Ilargi 2011 theautomaticearth
A real recovery would require a surge in real productivity, i.e. outside of the service industry. Where and how have we increased production since the crisis started? Obviously, nowhere. The vast majority of “jobs created” is in the service sector, while manufacturing today counts for less than 10% of US jobs. And no, flipping burgers does not create value. For the US economy to recover for real, we would need to see hundreds of thousands of jobs created every month, on top of the 150-250,000 needed to just keep up with population growth. Not happening.
How you’re tricked into thinking there is a recovery
the US government and the Federal Reserve have injected more trillions of dollars into the system than anyone can keep track of. Moreover, they have done so only in those sectors that remain beyond the grasp of the average American. Which means that we see relative highs in the markets, as well as record or near record amounts paid out in bonuses on Wall Street, and at the same time there are record numbers of foreclosures and record or near record unemployment numbers.
While it’s true that stock markets have been rising lately, how anyone can see that as proof of a recovery is beyond me. The idea that if you just make the rich richer, the rest will follow, is not even something I want to discuss anymore.

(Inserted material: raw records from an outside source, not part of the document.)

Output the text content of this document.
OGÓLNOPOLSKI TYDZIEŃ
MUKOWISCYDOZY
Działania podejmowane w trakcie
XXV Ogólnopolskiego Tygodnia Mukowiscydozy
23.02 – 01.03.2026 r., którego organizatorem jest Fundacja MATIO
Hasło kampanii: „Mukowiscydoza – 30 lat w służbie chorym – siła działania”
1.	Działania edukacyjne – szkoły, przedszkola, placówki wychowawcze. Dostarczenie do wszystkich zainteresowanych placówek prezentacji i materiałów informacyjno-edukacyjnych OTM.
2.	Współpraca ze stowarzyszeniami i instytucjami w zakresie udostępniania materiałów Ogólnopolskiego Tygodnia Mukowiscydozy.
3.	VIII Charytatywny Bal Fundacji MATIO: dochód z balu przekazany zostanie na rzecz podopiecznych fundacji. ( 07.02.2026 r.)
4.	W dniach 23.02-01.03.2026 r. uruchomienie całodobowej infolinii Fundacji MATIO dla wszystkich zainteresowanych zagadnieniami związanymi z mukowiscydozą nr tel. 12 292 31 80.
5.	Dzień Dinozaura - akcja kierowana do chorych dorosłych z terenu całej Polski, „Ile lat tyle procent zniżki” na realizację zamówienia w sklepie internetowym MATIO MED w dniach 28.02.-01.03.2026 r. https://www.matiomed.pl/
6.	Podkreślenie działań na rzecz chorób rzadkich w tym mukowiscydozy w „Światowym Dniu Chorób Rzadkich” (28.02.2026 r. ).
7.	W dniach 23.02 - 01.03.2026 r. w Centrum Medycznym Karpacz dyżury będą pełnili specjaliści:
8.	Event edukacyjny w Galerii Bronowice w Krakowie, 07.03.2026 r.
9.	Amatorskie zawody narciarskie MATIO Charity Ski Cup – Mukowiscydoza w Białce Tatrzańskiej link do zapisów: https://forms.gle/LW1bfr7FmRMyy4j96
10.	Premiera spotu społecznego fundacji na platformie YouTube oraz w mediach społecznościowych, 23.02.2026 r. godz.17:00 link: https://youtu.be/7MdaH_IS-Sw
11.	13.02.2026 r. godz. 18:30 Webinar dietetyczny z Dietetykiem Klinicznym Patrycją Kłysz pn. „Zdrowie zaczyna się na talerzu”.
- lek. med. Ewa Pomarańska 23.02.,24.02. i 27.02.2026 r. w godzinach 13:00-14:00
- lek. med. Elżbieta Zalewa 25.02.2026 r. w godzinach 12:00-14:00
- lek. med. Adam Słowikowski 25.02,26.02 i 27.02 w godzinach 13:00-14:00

Second, any attempt to maintain what could be considered accounting standards, such as those that would apply to you and me, was given up long ago. The reason for this is that the trillions upon trillions of dollars that were taken away from you and your offspring, and handed to the main banks, would still not have been enough by any stretch of the imagination to keep up even the slightest appearance of solvency for these banks. It’s important to let that sink in.

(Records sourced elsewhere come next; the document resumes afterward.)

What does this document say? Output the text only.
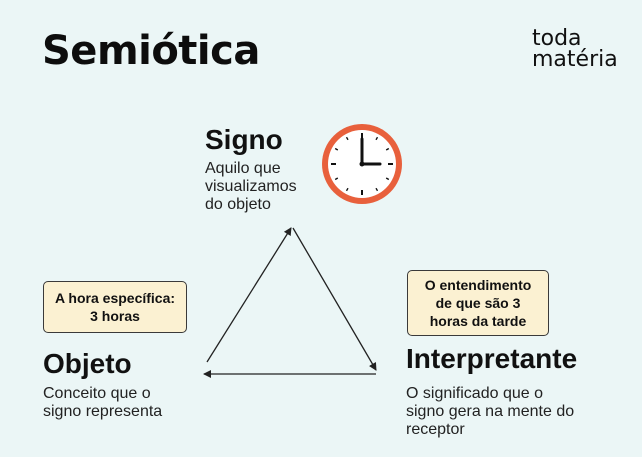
Semiótica	toda
matéria
Signo
Aquilo que
visualizamos
do objeto
A hora específica:
3 horas
Objeto
Conceito que o
signo representa
O entendimento
de que são 3
horas da tarde
Interpretante
O significado que o
signo gera na mente do
receptor
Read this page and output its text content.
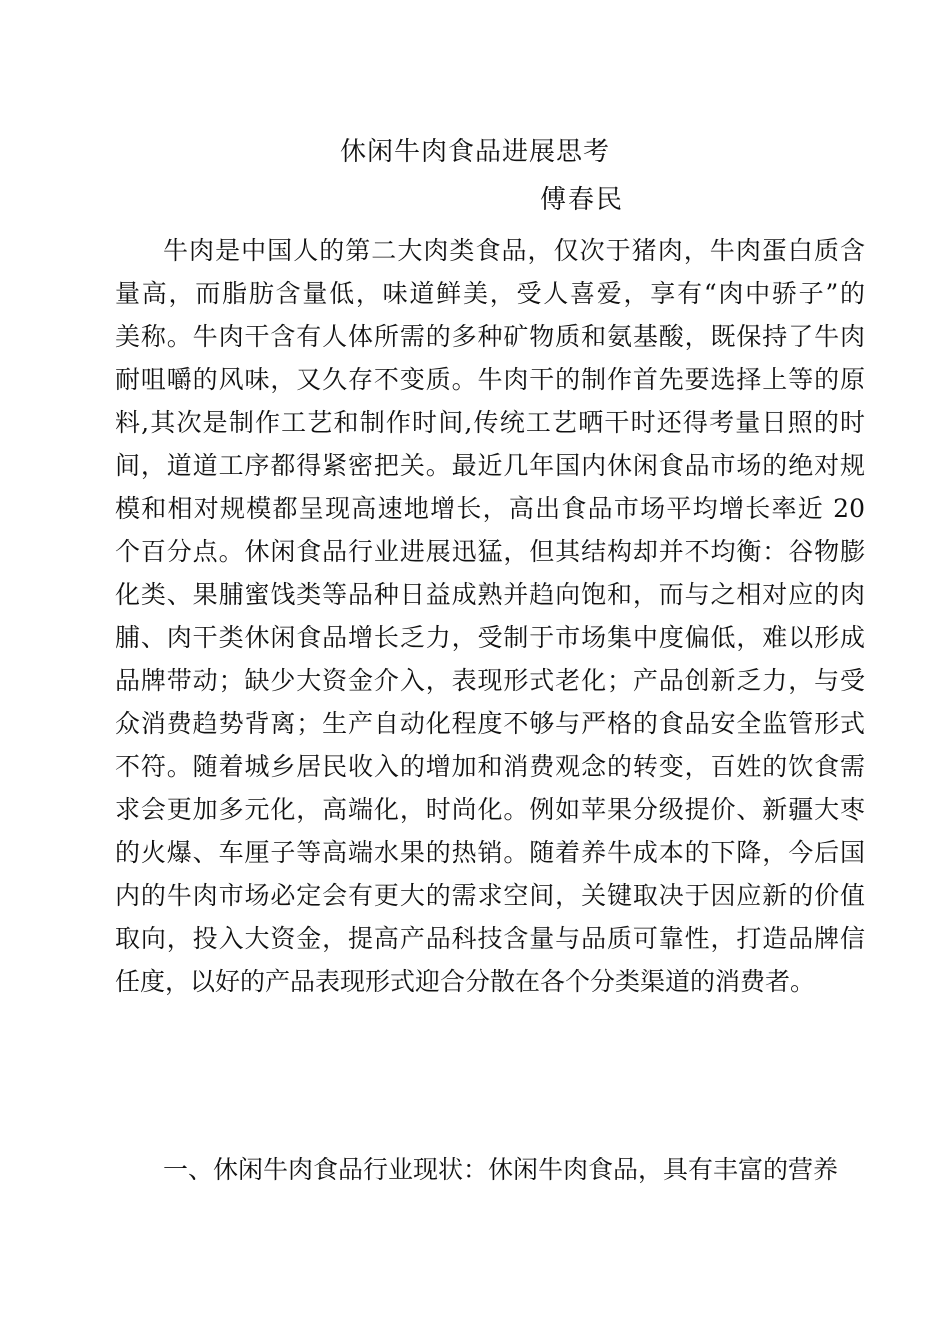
休闲牛肉食品进展思考
傅春民
牛肉是中国人的第二大肉类食品，仅次于猪肉，牛肉蛋白质含
量高，而脂肪含量低，味道鲜美，受人喜爱，享有“肉中骄子”的
美称。牛肉干含有人体所需的多种矿物质和氨基酸，既保持了牛肉
耐咀嚼的风味，又久存不变质。牛肉干的制作首先要选择上等的原
料,其次是制作工艺和制作时间,传统工艺晒干时还得考量日照的时
间，道道工序都得紧密把关。最近几年国内休闲食品市场的绝对规
模和相对规模都呈现高速地增长，高出食品市场平均增长率近 20
个百分点。休闲食品行业进展迅猛，但其结构却并不均衡：谷物膨
化类、果脯蜜饯类等品种日益成熟并趋向饱和，而与之相对应的肉
脯、肉干类休闲食品增长乏力，受制于市场集中度偏低，难以形成
品牌带动；缺少大资金介入，表现形式老化；产品创新乏力，与受
众消费趋势背离；生产自动化程度不够与严格的食品安全监管形式
不符。随着城乡居民收入的增加和消费观念的转变，百姓的饮食需
求会更加多元化，高端化，时尚化。例如苹果分级提价、新疆大枣
的火爆、车厘子等高端水果的热销。随着养牛成本的下降，今后国
内的牛肉市场必定会有更大的需求空间，关键取决于因应新的价值
取向，投入大资金，提高产品科技含量与品质可靠性，打造品牌信
任度，以好的产品表现形式迎合分散在各个分类渠道的消费者。
一、休闲牛肉食品行业现状：休闲牛肉食品，具有丰富的营养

The untold trillions have been only sufficient to pay down the first “level” of debt the banks had accumulated, that part of the debt that could no longer be hidden from view. The rest of the debt, which is far greater than all the trillions handed out so far, remains in dark vaults, treated like some sort of state secrets that can’t be divulged for the next 50 or 100 years. The result is that hardly anyone realizes how big the debt is, and the losses are, and that bank stocks have actually been going up. This is how zombie money is created.

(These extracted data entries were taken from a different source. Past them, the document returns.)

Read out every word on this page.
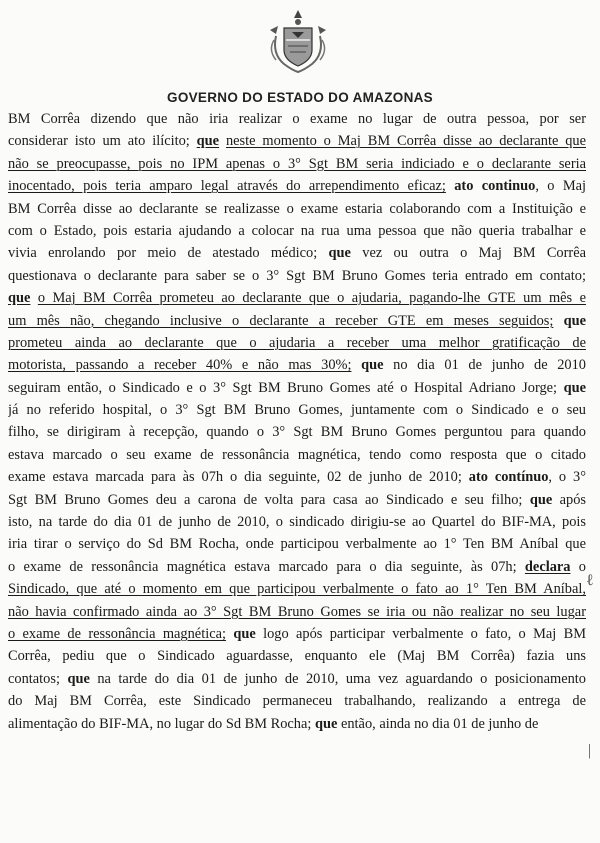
GOVERNO DO ESTADO DO AMAZONAS
BM Corrêa dizendo que não iria realizar o exame no lugar de outra pessoa, por ser
considerar isto um ato ilícito; que neste momento o Maj BM Corrêa disse ao declarante que
não se preocupasse, pois no IPM apenas o 3° Sgt BM seria indiciado e o declarante seria
inocentado, pois teria amparo legal através do arrependimento eficaz; ato continuo, o Maj
BM Corrêa disse ao declarante se realizasse o exame estaria colaborando com a Instituição e
com o Estado, pois estaria ajudando a colocar na rua uma pessoa que não queria trabalhar e
vivia enrolando por meio de atestado médico; que vez ou outra o Maj BM Corrêa
questionava o declarante para saber se o 3° Sgt BM Bruno Gomes teria entrado em contato;
que o Maj BM Corrêa prometeu ao declarante que o ajudaria, pagando-lhe GTE um mês e
um mês não, chegando inclusive o declarante a receber GTE em meses seguidos; que
prometeu ainda ao declarante que o ajudaria a receber uma melhor gratificação de
motorista, passando a receber 40% e não mas 30%; que no dia 01 de junho de 2010
seguiram então, o Sindicado e o 3° Sgt BM Bruno Gomes até o Hospital Adriano Jorge; que
já no referido hospital, o 3° Sgt BM Bruno Gomes, juntamente com o Sindicado e o seu
filho, se dirigiram à recepção, quando o 3° Sgt BM Bruno Gomes perguntou para quando
estava marcado o seu exame de ressonância magnética, tendo como resposta que o citado
exame estava marcada para às 07h o dia seguinte, 02 de junho de 2010; ato contínuo, o 3°
Sgt BM Bruno Gomes deu a carona de volta para casa ao Sindicado e seu filho; que após
isto, na tarde do dia 01 de junho de 2010, o sindicado dirigiu-se ao Quartel do BIF-MA, pois
iria tirar o serviço do Sd BM Rocha, onde participou verbalmente ao 1° Ten BM Aníbal que
o exame de ressonância magnética estava marcado para o dia seguinte, às 07h; declara o
Sindicado, que até o momento em que participou verbalmente o fato ao 1° Ten BM Aníbal,
não havia confirmado ainda ao 3° Sgt BM Bruno Gomes se iria ou não realizar no seu lugar
o exame de ressonância magnética; que logo após participar verbalmente o fato, o Maj BM
Corrêa, pediu que o Sindicado aguardasse, enquanto ele (Maj BM Corrêa) fazia uns
contatos; que na tarde do dia 01 de junho de 2010, uma vez aguardando o posicionamento
do Maj BM Corrêa, este Sindicado permaneceu trabalhando, realizando a entrega de
alimentação do BIF-MA, no lugar do Sd BM Rocha; que então, ainda no dia 01 de junho de
ℓ
|
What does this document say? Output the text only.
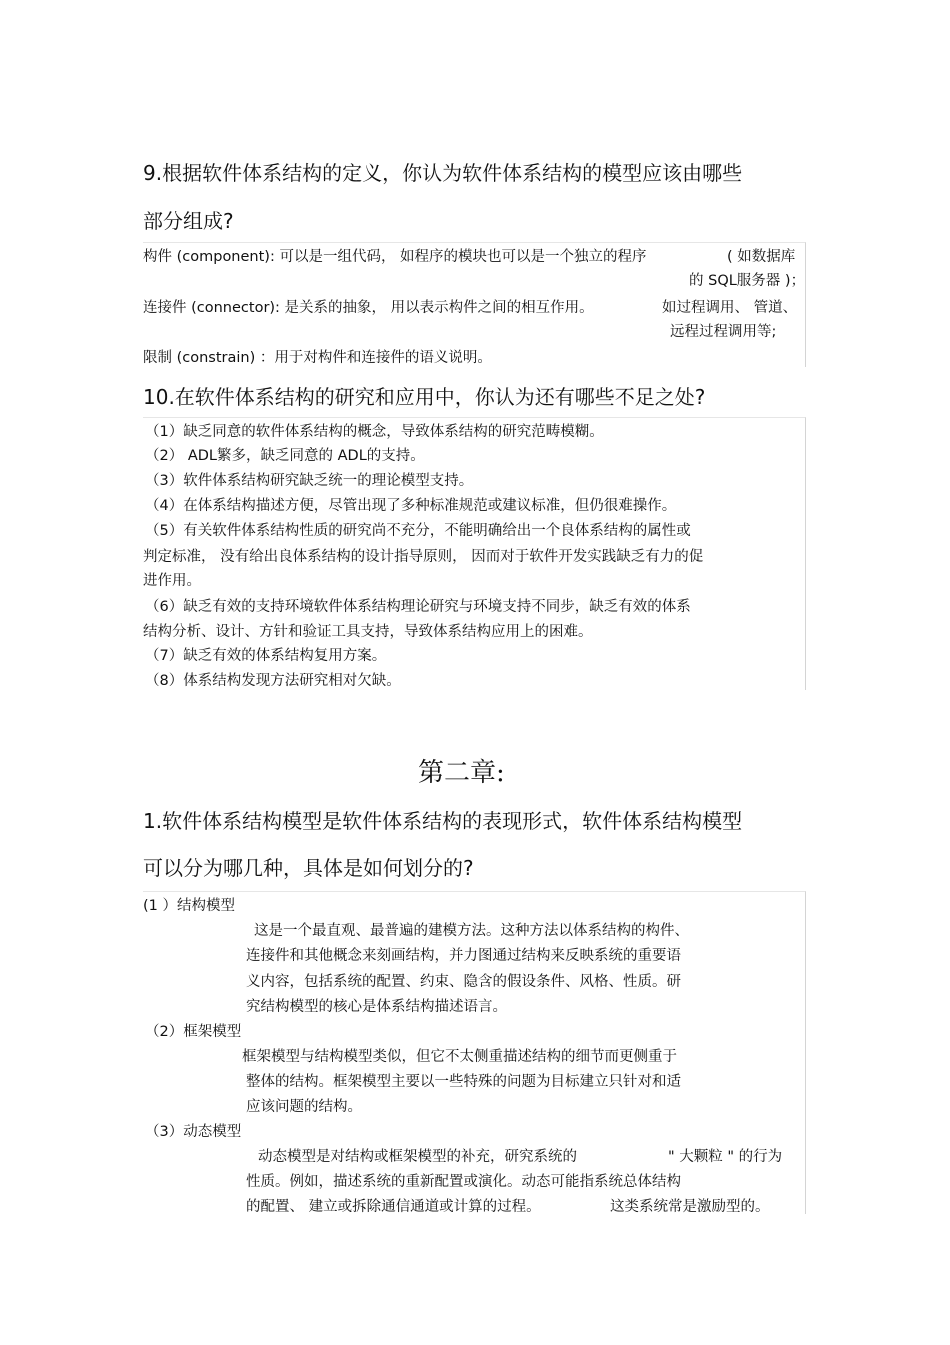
9.根据软件体系结构的定义，你认为软件体系结构的模型应该由哪些
部分组成?
构件 (component): 可以是一组代码， 如程序的模块也可以是一个独立的程序	( 如数据库
的 SQL服务器 )；
连接件 (connector): 是关系的抽象， 用以表示构件之间的相互作用。	如过程调用、 管道、
远程过程调用等;
限制 (constrain) ：用于对构件和连接件的语义说明。
10.在软件体系结构的研究和应用中，你认为还有哪些不足之处?
（1）缺乏同意的软件体系结构的概念，导致体系结构的研究范畴模糊。
（2） ADL繁多，缺乏同意的 ADL的支持。
（3）软件体系结构研究缺乏统一的理论模型支持。
（4）在体系结构描述方便，尽管出现了多种标准规范或建议标准，但仍很难操作。
（5）有关软件体系结构性质的研究尚不充分，不能明确给出一个良体系结构的属性或
判定标准， 没有给出良体系结构的设计指导原则， 因而对于软件开发实践缺乏有力的促
进作用。
（6）缺乏有效的支持环境软件体系结构理论研究与环境支持不同步，缺乏有效的体系
结构分析、设计、方针和验证工具支持，导致体系结构应用上的困难。
（7）缺乏有效的体系结构复用方案。
（8）体系结构发现方法研究相对欠缺。
第二章:
1.软件体系结构模型是软件体系结构的表现形式，软件体系结构模型
可以分为哪几种，具体是如何划分的?
(1 ）结构模型
这是一个最直观、最普遍的建模方法。这种方法以体系结构的构件、
连接件和其他概念来刻画结构，并力图通过结构来反映系统的重要语
义内容，包括系统的配置、约束、隐含的假设条件、风格、性质。研
究结构模型的核心是体系结构描述语言。
（2）框架模型
框架模型与结构模型类似，但它不太侧重描述结构的细节而更侧重于
整体的结构。框架模型主要以一些特殊的问题为目标建立只针对和适
应该问题的结构。
（3）动态模型
动态模型是对结构或框架模型的补充，研究系统的	" 大颗粒 " 的行为
性质。例如，描述系统的重新配置或演化。动态可能指系统总体结构
的配置、 建立或拆除通信通道或计算的过程。	这类系统常是激励型的。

You, too, if you’re a gambling addict, could live for a while pretending you’re rich, even after you’ve lost all you have and ten times more, provided you’re capable of hiding your lost wagers. Charles Ponzi and Bernie Madoff did it on their own for years; JPMorgan Chase and Bank of America do it with the full aiding and abetting from Washington, which uses your money to comply with whatever it is the banksters say is needed to stave off a collapse.
In other words, the economy may seem to be recovering, and the banking system may seem to have recovered, but the illusion has come at a gigantic price to the American (and European) societies, and in the end it will not make one iota of difference for the outcome. Then again, let’s correct that: it will make a difference, but not – at all- in your favor: the multi-trillion dollar illusion will greatly enhance the misery and destitution on Main Street. All that money could have been used to mitigate and minimize the suffering of the herd; instead, it’s all gone to wolf packs and vampire squids. We’ll yet come to deeply regret this.